Se lançado em outro país por músicos locais, o CD de João Donato e Paulo Moura, Dois Panos para Manga (da ótima gravadora Biscoito Fino, que dá provas do grande momento que a música instrumental brasileira vive no momento), seria celebrado à exaustão. O repertório tem clássicos brasileiros como Copacabana (João de Barro e Alberto Ribeiro), americanos como Swanee (George e Ira Gershwin) e That Old Black Magic (Harold Arlen e Johnny Mercer) e faixas da própria dupla, como Pixinguinha no Arpoador, para citar as interpretações de que mais gostei, por sua dose de inventividade e frescor. Donato e Moura contrariam a moda corrente de gravar "standards" com harmonia convencional ou de tratar a bossa nova como música ambiente de novela.

DE LA MUSIQUE (2)

Fiquei impressionado ao tomar conhecimento dos projetos de óperas, operetas ou récitas propostos para o Theatro São Pedro abrigar em 2007. A variedade é imensa: vai de obras menos conhecidas de Orff e Rossini a Gilbert e Sullivan ou Benjamin Britten, e até se sente falta de outras idéias convencionais como Lucia di Lamermoor.
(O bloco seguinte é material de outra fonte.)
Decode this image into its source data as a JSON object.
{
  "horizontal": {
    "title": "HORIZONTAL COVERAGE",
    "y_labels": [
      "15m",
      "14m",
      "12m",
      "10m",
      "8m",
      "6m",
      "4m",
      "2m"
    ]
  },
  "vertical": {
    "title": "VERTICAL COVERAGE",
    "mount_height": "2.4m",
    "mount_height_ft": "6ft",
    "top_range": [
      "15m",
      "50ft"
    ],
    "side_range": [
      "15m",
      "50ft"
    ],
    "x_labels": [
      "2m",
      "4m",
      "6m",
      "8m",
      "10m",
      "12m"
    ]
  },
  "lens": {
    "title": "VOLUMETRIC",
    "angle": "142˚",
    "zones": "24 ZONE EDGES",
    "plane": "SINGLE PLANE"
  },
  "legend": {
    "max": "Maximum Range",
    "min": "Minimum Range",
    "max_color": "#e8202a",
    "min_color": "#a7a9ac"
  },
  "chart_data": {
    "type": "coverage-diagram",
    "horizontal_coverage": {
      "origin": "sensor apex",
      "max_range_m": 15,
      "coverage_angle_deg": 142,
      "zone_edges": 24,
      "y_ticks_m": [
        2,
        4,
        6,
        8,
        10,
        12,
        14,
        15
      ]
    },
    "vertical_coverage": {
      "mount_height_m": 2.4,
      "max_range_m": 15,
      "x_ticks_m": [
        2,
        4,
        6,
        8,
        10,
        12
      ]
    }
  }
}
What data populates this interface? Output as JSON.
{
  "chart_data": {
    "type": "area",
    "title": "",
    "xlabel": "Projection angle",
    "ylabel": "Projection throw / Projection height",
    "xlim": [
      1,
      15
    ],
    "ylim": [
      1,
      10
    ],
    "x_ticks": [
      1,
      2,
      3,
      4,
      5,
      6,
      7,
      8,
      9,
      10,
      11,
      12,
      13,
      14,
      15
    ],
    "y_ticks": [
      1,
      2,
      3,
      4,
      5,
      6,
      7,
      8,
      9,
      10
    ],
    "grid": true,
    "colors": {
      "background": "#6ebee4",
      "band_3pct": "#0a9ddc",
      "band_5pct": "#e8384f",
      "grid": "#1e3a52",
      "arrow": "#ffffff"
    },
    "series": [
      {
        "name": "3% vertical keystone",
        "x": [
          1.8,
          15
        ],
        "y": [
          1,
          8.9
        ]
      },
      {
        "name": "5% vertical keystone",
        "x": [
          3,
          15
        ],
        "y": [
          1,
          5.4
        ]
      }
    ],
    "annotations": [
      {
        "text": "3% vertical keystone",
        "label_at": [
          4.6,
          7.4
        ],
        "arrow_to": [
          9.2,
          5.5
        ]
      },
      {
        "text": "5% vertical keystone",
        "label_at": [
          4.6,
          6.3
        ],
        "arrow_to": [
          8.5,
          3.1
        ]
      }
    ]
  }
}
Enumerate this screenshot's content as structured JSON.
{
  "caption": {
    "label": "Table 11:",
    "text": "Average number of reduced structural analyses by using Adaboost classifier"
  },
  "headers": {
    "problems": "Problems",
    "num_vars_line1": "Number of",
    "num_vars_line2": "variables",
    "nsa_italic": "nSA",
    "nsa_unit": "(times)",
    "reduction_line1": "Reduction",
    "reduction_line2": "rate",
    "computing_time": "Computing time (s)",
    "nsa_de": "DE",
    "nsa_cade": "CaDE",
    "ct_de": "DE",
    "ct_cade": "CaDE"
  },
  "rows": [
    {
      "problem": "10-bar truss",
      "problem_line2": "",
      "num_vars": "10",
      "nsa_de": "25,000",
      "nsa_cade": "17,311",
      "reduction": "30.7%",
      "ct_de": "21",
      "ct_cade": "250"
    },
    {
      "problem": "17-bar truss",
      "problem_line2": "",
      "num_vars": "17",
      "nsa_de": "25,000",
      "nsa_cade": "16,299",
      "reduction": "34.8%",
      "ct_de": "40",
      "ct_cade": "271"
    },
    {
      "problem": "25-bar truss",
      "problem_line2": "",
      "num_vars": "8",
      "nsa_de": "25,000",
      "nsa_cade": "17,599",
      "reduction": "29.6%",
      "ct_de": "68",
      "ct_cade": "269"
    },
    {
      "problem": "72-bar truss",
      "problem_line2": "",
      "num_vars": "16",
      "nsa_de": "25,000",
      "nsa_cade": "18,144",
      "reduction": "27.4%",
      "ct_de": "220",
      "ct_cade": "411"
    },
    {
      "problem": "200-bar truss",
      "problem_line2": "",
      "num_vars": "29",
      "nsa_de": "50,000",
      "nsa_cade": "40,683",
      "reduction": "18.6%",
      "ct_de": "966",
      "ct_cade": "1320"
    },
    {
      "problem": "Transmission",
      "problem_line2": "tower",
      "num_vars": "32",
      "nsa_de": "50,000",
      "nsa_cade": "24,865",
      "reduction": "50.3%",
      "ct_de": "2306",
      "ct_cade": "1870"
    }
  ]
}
Existe, portanto, uma demanda reprimida por encenações operísticas no Brasil. Por sinal, o teatro começa na próxima semana - quando apresenta O Elixir do Amor - um programa de "grandes vozes", com "master classes" de veteranos como Evgeny Nesterenko e Niza de Castro Tank, que são o embrião de um breve estúdio de ópera, dedicado a formar cantores líricos.

UMA LÁGRIMA

Para Raul Cortez, morto aos 73 na última terça. Um bom símbolo de sua carreira é o fato de ter trabalhado com Antunes Filho e com Zé Celso, considerados "antípodas" estéticos no teatro brasileiro. Fez muitas novelas sem cair como tantos outros - Tony Ramos, Antonio Fagundes - na atuação em piloto automático, ou no representar a si mesmo. E no cinema deixou muitos personagens marcantes, o último dos quais o pai de Lavoura Arcaica. Luiz Fernando Carvalho conta que Raul Cortez quase abandonou a filmagem, devido às exigências do texto de Raduan Nassar, mas, depois de ler uma carta do diretor, decidiu continuar e no dia seguinte realizou aquela cena antológica do sermão ao filho. Ele tinha uma combinação única de elegância com malícia, e se buscou uma carreira variada não foi para currículo, mas para aprendizado. Tanto é que foi melhorando com a idade, enquanto seus contemporâneos pioravam.

POR QUE NÃO ME UFANO

Importou-se o debate sobre Israel com a mesma polarização que o asfixia. O Hezbollah, apoiado por Síria e Irã, representa o que há de pior no radicalismo islâmico. Mas a reação de Israel não mede conseqüências; dizem que o objetivo é desmantelar o arsenal do grupo no sul do Líbano, mas não consigo entender como isso explica a destruição de tantos prédios e vidas civis em Beirute. Os EUA falam em intervir pela paz; no entanto, quase ninguém se dá ao trabalho de notar que a escalada de agressões deriva da invasão ao Iraque, que, em vez de espalhar democracia pelo Oriente Médio, dá força a líderes medievais como Ahmadinejad, para quem Israel nem sequer deveria existir.

Aforismos sem juízo

O caminho do meio é o da vertigem, não o da virtude. Só nos extremos o conformismo vence.